On 21 October, when asked in public by a journalist about Taiwan, the current US president broke out of the strategic ambiguity that all his predecessors had carefully maintained since the US formally recognised the People’s Republic of China and its one-country doctrine in 1979.
Biden said that if the communist Chinese People’s Liberation Army forces attacked Taiwan, America would come to the aid of the small democratic island under attack. The subject was on everyone’s mind, as China’s ambassador to Washington, Zhang Jun, had just publicly criticised “dangerous American actions in the Formosa Strait”.
This high-ranking diplomat is very good at accusatory reversal, a rhetorical device that consists of accusing the other of his own dark intentions. It was in fact the Chinese air force that increased the number of flights in the Taiwan defence zone in September and October 2021, not the American fighter-bombers that skimmed the coast of China.
Did the ambassador mean to criticise the passage of US Navy ships through the Straits which are 170 km wide? No Western or even Asian nation recognises China’s claim to the Straits, just as it claims the South China Sea. In this sea, which is larger than the Mediterranean and licks the shores of Vietnam, Malaysia, Brunei and the Philippines, the Chinese army has seized half a dozen hitherto uninhabited reefs, considered by international maritime law as terrae nullius (territories belonging to no one).
It has reclaimed them, and built airfields on them. It has placed missiles and strategic bombers there. It wants to control this maritime space, not only for its fish and oil wealth, but also because it is the route taken by its nuclear-powered ballistic missile submarines to reach the deep, dark waters of the Pacific Ocean.
In terms of nuclear deterrence, China has long held to the policy of moderation advocated by Deng Xiaoping. It had adopted the French model of a minimum nuclear arsenal, just capable of deterring the weak. With Xi Jinping, China has changed its strategy, moving to a major nuclear arsenal capable of intimidating the other nuclear powers of the planet. It has just tested an orbital hypersonic weapon, capable of thwarting all existing detection systems.
Will we see a naval war between China and America for the control of Taiwan in this decade? Rationally, Communist China has no need of this mountainous island of 36,000 square kilometres and 23 million inhabitants in order to continue to develop and grow rich.
It is true that the Taiwanese firm TSMC (Taiwan Semiconductor Manufacturing Company) is the world champion in smartphone processors and microcontrollers for automated vehicles. But the People’s Republic of China, which produces 50,000 very high-level engineers a year, will soon catch up with Taiwan in the semiconductor field. The problem is not any desire for predation but rather hubris.
Xi Jinping is an extreme nationalist, who dreams of bringing Formosa back into the motherland. He is less risk-averse than his predecessors at the head of the Communist Party. The latter were accountable to their peers in the Standing Committee of the Political Bureau. Since he abolished all term limits, Xi is accountable only to himself. Through his speeches, as well as through the mainstream films that the regime produces, he fires up the nationalism of the population.

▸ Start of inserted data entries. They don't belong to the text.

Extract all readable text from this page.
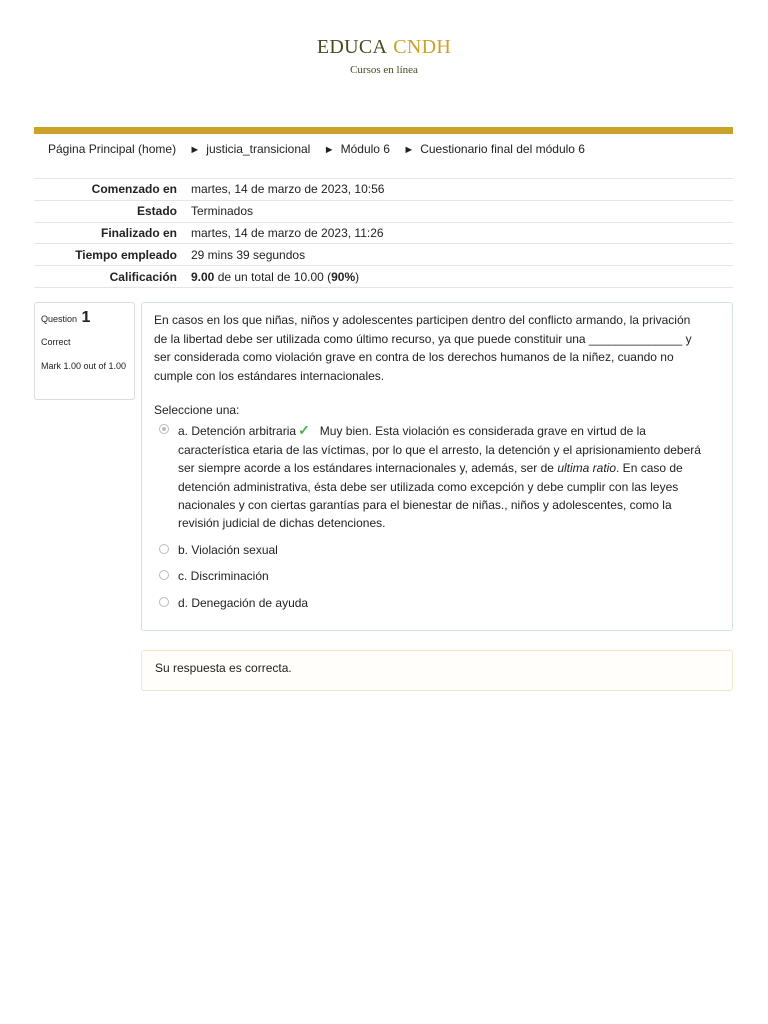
EDUCA CNDH
Cursos en línea
Página Principal (home) ► justicia_transicional ► Módulo 6 ► Cuestionario final del módulo 6
Comenzado en	martes, 14 de marzo de 2023, 10:56
Estado	Terminados
Finalizado en	martes, 14 de marzo de 2023, 11:26
Tiempo empleado	29 mins 39 segundos
Calificación	9.00 de un total de 10.00 (90%)
Question 1
Correct
Mark 1.00 out of 1.00
En casos en los que niñas, niños y adolescentes participen dentro del conflicto armando, la privación de la libertad debe ser utilizada como último recurso, ya que puede constituir una ______________ y ser considerada como violación grave en contra de los derechos humanos de la niñez, cuando no cumple con los estándares internacionales.
Seleccione una:
a. Detención arbitraria ✓ Muy bien. Esta violación es considerada grave en virtud de la característica etaria de las víctimas, por lo que el arresto, la detención y el aprisionamiento deberá ser siempre acorde a los estándares internacionales y, además, ser de ultima ratio. En caso de detención administrativa, ésta debe ser utilizada como excepción y debe cumplir con las leyes nacionales y con ciertas garantías para el bienestar de niñas., niños y adolescentes, como la revisión judicial de dichas detenciones.
b. Violación sexual
c. Discriminación
d. Denegación de ayuda
Su respuesta es correcta.
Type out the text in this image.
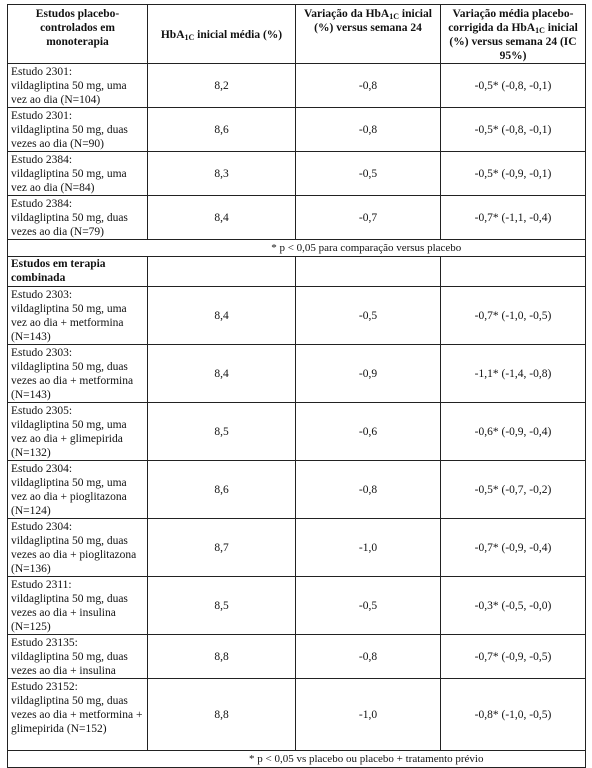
Estudos placebo-controlados em monoterapia	HbA$_{1C}$ inicial média (%)	Variação da HbA$_{1C}$ inicial (%) versus semana 24	Variação média placebo-corrigida da HbA$_{1C}$ inicial (%) versus semana 24 (IC 95%)
Estudo 2301:
vildagliptina 50 mg, uma vez ao dia (N=104)	8,2	-0,8	-0,5* (-0,8, -0,1)
Estudo 2301:
vildagliptina 50 mg, duas vezes ao dia (N=90)	8,6	-0,8	-0,5* (-0,8, -0,1)
Estudo 2384:
vildagliptina 50 mg, uma vez ao dia (N=84)	8,3	-0,5	-0,5* (-0,9, -0,1)
Estudo 2384:
vildagliptina 50 mg, duas vezes ao dia (N=79)	8,4	-0,7	-0,7* (-1,1, -0,4)
	* p < 0,05 para comparação versus placebo		
Estudos em terapia combinada			
Estudo 2303:
vildagliptina 50 mg, uma vez ao dia + metformina (N=143)	8,4	-0,5	-0,7* (-1,0, -0,5)
Estudo 2303:
vildagliptina 50 mg, duas vezes ao dia + metformina (N=143)	8,4	-0,9	-1,1* (-1,4, -0,8)
Estudo 2305:
vildagliptina 50 mg, uma vez ao dia + glimepirida (N=132)	8,5	-0,6	-0,6* (-0,9, -0,4)
Estudo 2304:
vildagliptina 50 mg, uma vez ao dia + pioglitazona (N=124)	8,6	-0,8	-0,5* (-0,7, -0,2)
Estudo 2304:
vildagliptina 50 mg, duas vezes ao dia + pioglitazona (N=136)	8,7	-1,0	-0,7* (-0,9, -0,4)
Estudo 2311:
vildagliptina 50 mg, duas vezes ao dia + insulina (N=125)	8,5	-0,5	-0,3* (-0,5, -0,0)
Estudo 23135:
vildagliptina 50 mg, duas vezes ao dia + insulina	8,8	-0,8	-0,7* (-0,9, -0,5)
Estudo 23152:
vildagliptina 50 mg, duas vezes ao dia + metformina + glimepirida (N=152)	8,8	-1,0	-0,8* (-1,0, -0,5)
	* p < 0,05 vs placebo ou placebo + tratamento prévio		
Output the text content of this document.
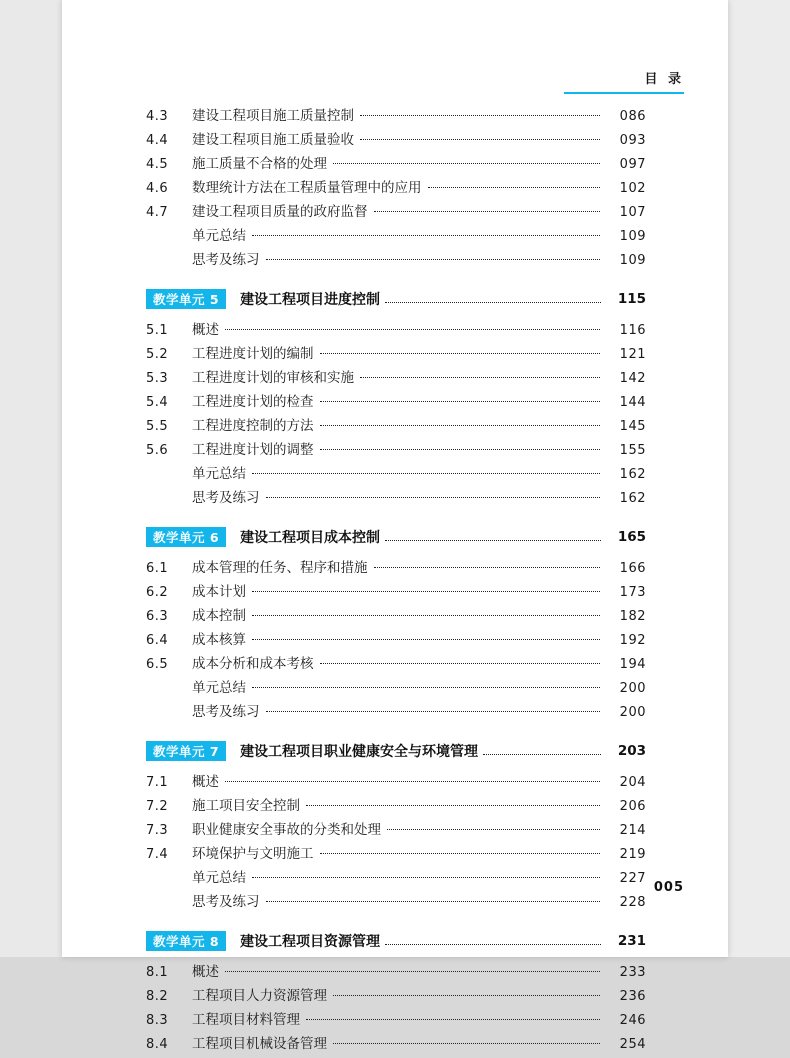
目 录
4.3	建设工程项目施工质量控制	086
4.4	建设工程项目施工质量验收	093
4.5	施工质量不合格的处理	097
4.6	数理统计方法在工程质量管理中的应用	102
4.7	建设工程项目质量的政府监督	107
单元总结	109
思考及练习	109
教学单元 5	建设工程项目进度控制	115
5.1	概述	116
5.2	工程进度计划的编制	121
5.3	工程进度计划的审核和实施	142
5.4	工程进度计划的检查	144
5.5	工程进度控制的方法	145
5.6	工程进度计划的调整	155
单元总结	162
思考及练习	162
教学单元 6	建设工程项目成本控制	165
6.1	成本管理的任务、程序和措施	166
6.2	成本计划	173
6.3	成本控制	182
6.4	成本核算	192
6.5	成本分析和成本考核	194
单元总结	200
思考及练习	200
教学单元 7	建设工程项目职业健康安全与环境管理	203
7.1	概述	204
7.2	施工项目安全控制	206
7.3	职业健康安全事故的分类和处理	214
7.4	环境保护与文明施工	219
单元总结	227
思考及练习	228
教学单元 8	建设工程项目资源管理	231
8.1	概述	233
8.2	工程项目人力资源管理	236
8.3	工程项目材料管理	246
8.4	工程项目机械设备管理	254
005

“Nationalism carries war like the cloud carries the storm,” said Jaurès. Since he became chairman of the party’s military commission, Xi Jinping has more than doubled the budget of his country’s armies. But I don’t think he’s planning a Normandy 1944-style invasion in force. Since Sun Tsu, the ultimate strategy in China has been to win without wielding iron. Intimidate in order to make them give in.
The strategy will be rather that of a slow strangulation. Through a naval and air blockade that will be gradually put in place, taking advantage of all the strategic moments of American absence – due to crises in other regions, to elections that are too disputed, or to Watergate-type scandals.
It was in this context that Turkey had forcibly seized the whole of the northern island of Cyprus in the summer of 1974. The Americans, too busy with their domestic problems, did not react.